The shorter days, falling leaves and crisp chill in the air can only mean one thing—it’s time to create the annual budget. Even in the most enlightened companies, the process is filled with pain and frustration and often seems at odds with the rapidly evolving business environment. In spite of these limitations, it does not seem to change. Let’s face it, it is a juggernaut of pain that only the most hardy can bear. In every company, the process goes something like this: CFOs asks the CIO what they think they will spend in the upcoming year. The CIO asks the business leads for their prioritized investment needs and get a list 1000 items long. However, the CIO still has to submit something for the first round and inevitably the first roll up of the budget doesn’t work. - expense growth is too high and revenue growth too low. Usually at this stage, the finance department drops the ‘Depreciation Bomb’ – that unpleasant phenomenon that results when the depreciation result of all the prior years’ investments comes through as a never-ending and growing mountain of expense. It is rarely apparent until the numbers are crunched in August but it hits likes snowball rolling downhill and in some cases means that you are able to spend less ‘real money’ than the year before. Also, the CEO starts to ask you why the IT budget is like college tuition and heath care costs – it only seems to go up.
It is at this point that the all day prioritization meetings, list sorting, internal lobbying, sweating bullets and sleepless nights begin. The best companies or the ones with the most unrealistic budgets finish by the middle of November. For most, however, the process goes well into December.
Does this sound familiar?
Here are some thoughts for a CIO to think about going into this ‘fog of war’:
First, do things to smooth out the September surprise every year.
- Managing expectations is key. Figure out what your steady state investment level. What should this number be? Over time, investment should equal depreciation. If your investment needs are above depreciation, know when you hit equilibrium. If you are investing below that number, make sure people understand the trade off they are making so that surprises are minimal
- Look for self-funding mechanisms. Even with the best expectations management in the world, no one will want to make all the sacrifices needed for optimal IT investment. Have your hand in as many different budgets as possible. The business divisions in a large corporation have more options than IT departments, and partnering with them can make a big difference.
- Plan in rolling 18 month increments. As a result, the first 6 months of the next year are already known at budget time.
Finance is an important year-round partner, ally, and friend.
- Your CFO or senior financial support should be a communicator and broker.

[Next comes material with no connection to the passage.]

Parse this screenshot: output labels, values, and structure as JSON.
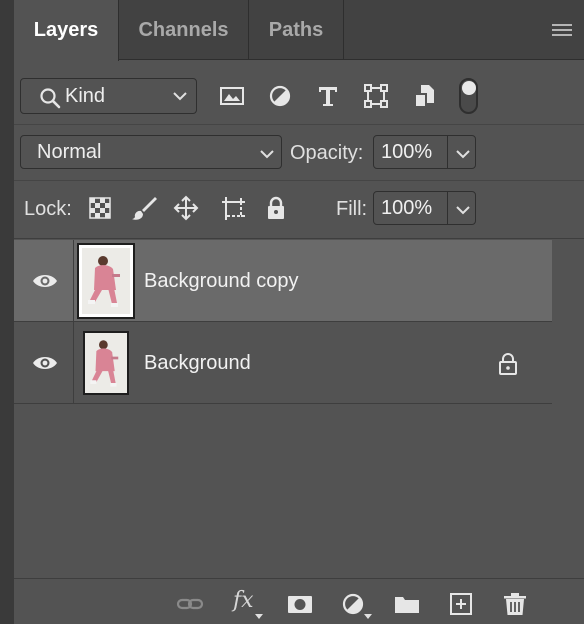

They are vital in facilitating the discussions and providing transparency. It’s not just about rolling up the numbers and walking away. They should highlight the key points that need to be agreed upon and facilitate the conversation.
- Dialogue is key on large-scale investments. Frequently, business leaders are not willing to ‘sign up’ for the costs of technology (in spite of the benefits) because they don’t have full control of the program. If finance can frame up the tracking and reporting, both the CIO and business lead can own the number.
- The list that you use for prioritization should not be a random collection of projects grouped by senior executive. As much as possible, avoid having single projects hang out by themselves. Rather, anchor them to a multi-year program. Stand-alone projects are always at risk in the prioritization battle. Get things prioritized as programs and then extend or shorten the length or breadth of the program depending on need and available funding. Ideally, seek to anchor a program to the core vision. Then highlight the consumer need being met and describe its cross-functionality across all channels.
- Be especially diligent about decommissioning systems to reduce ongoing run costs and costs of development. Frequently, systems are not decommissioned because of one or two business areas that won’t take the difficult decision. Frame up the choices people are making when they refuse to let go of an application.
- IT costs are frequently charged back to business divisions. When is the last time you looked at the bill the business division receives and how it would be understood and interpreted by a non-IT person? Make sure that bill is transparent and something your non-techie friends could understand.
- In large investment efforts, people tend to focus on the process and expense of launching the technology, rather than on how it is going to be integrated and used within existing processes. There should always be a business project manager working alongside the IT project manager in order to make sure the business processes are amended and simplified as part of the investment.
- Celebrate successes and make note of what has worked and why. Frequently, the simplest projects are the most successful in terms of return, reducing cycle time, and improving customer experience.